Carmel de Saint-Maur - Père Maurice Boisson
On ne peut pas
refuser de partager ce qu’on a dans le cœur, surtout en cette fête. Je vous
confie très simplement et fraternellement quelques réflexions que m’inspirent
Saints Pierre et Paul, et mon chemin de cinquante ans de prêtre au service du
Christ et de mes frères et sœurs.
Cinquante ans, c’est pas bien
long dans la vie du monde et de l’Eglise, pourtant ce demi-siècle fut et est
encore un temps où la mutation du monde et de l’Eglise a été le plus rapide et
le plus profond. On est entré dans une civilisation nouvelle, des modes de vie,
de la pensée, des relations, de la technique, dans tous les domaines.
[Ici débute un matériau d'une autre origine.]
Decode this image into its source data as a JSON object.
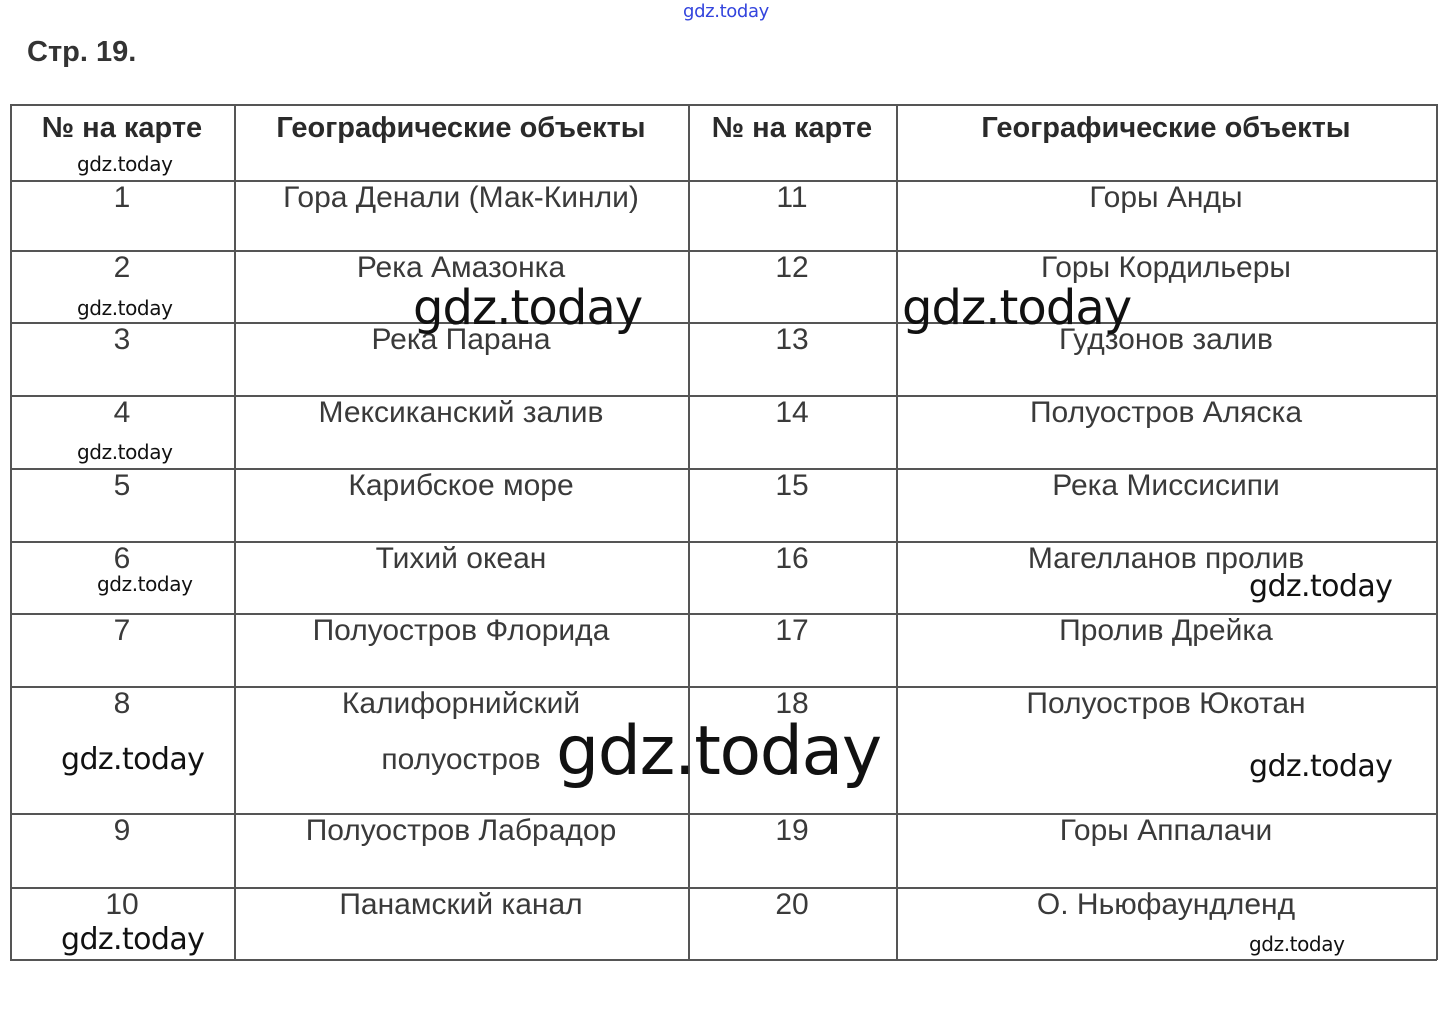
{
  "page_title": "Стр. 19.",
  "table": {
    "headers": [
      "№ на карте",
      "Географические объекты",
      "№ на карте",
      "Географические объекты"
    ],
    "rows": [
      {
        "n1": "1",
        "obj1": "Гора Денали (Мак-Кинли)",
        "n2": "11",
        "obj2": "Горы Анды"
      },
      {
        "n1": "2",
        "obj1": "Река Амазонка",
        "n2": "12",
        "obj2": "Горы Кордильеры"
      },
      {
        "n1": "3",
        "obj1": "Река Парана",
        "n2": "13",
        "obj2": "Гудзонов залив"
      },
      {
        "n1": "4",
        "obj1": "Мексиканский залив",
        "n2": "14",
        "obj2": "Полуостров Аляска"
      },
      {
        "n1": "5",
        "obj1": "Карибское море",
        "n2": "15",
        "obj2": "Река Миссисипи"
      },
      {
        "n1": "6",
        "obj1": "Тихий океан",
        "n2": "16",
        "obj2": "Магелланов пролив"
      },
      {
        "n1": "7",
        "obj1": "Полуостров Флорида",
        "n2": "17",
        "obj2": "Пролив Дрейка"
      },
      {
        "n1": "8",
        "obj1": "Калифорнийский\nполуостров",
        "n2": "18",
        "obj2": "Полуостров Юкотан"
      },
      {
        "n1": "9",
        "obj1": "Полуостров Лабрадор",
        "n2": "19",
        "obj2": "Горы Аппалачи"
      },
      {
        "n1": "10",
        "obj1": "Панамский канал",
        "n2": "20",
        "obj2": "О. Ньюфаундленд"
      }
    ]
  },
  "watermark": {
    "text": "gdz.today",
    "colors": {
      "top": "#3344dd",
      "default": "#111111"
    }
  }
}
L’Eglise n’a pas échappé à
cette mutation (dans nos pays). L’enthousiasme du Concile Vatican II, en plein
dynamisme en 1964, a rencontré une diminution progressive des comportements et
pratiques religieux, une baisse des vocations ; les chrétiens sont
confrontés à l’apparition d’autres modèles familiaux, sociaux, de modes de vie,
de valeurs, d’autres manières de vivre la foi. Nous avons dû – c’est encore
plus vrai aujourd’hui – apprendre progressivement à balbutier des repères -
sinon des réponses – pour de nouvelles questions, pour des situations
nouvelles ; nous avons dû apprendre à faire cohabiter en nous l’ardeur, le
dynamisme - parfois teinté de rêve -, et la réalité décapante qui nous
environne.
Ce temps – et c’est toujours
actuel – a été pour moi, pour nous - amis prêtres, laïcs, religieux, amis de
tous bords, là où mon ministère et mes responsabilités m’ont conduit – ce temps
a été et est toujours un défi passionnant, attachant, arrachant et douloureux
parfois, mais toujours source humble mais forte de joie intérieure, parce que,
comme Pierre et Paul, « nous savons en qui nous avons mis notre
confiance » (cf. 2 Timothée 1,12).
C’est de tout cela et de bien
d’autres petits et grands bonheurs, petites et grandes misères qui font
grandir, que je rends grâce aujourd’hui, avec le Psaume que nous venons de
chanter : « Qui regarde vers
lui resplendira » (Psaume 33,6).
Nous rejoignons, dans la
profondeur, l’expérience humaine et spirituelle de Pierre et Paul, de toutes
celles et de tous ceux qui - d’une manière ou d’une autre – nous aident à
grandir.
L’expérience de Pierre et de
Paul, c’est d’avoir vécu et témoigné d’une Personne vivante, de Quelqu’un de
présent : le Christ.
« Tu es le Christ, le Fils du Dieu vivant » - dit Pierre (Matthieu 16,16).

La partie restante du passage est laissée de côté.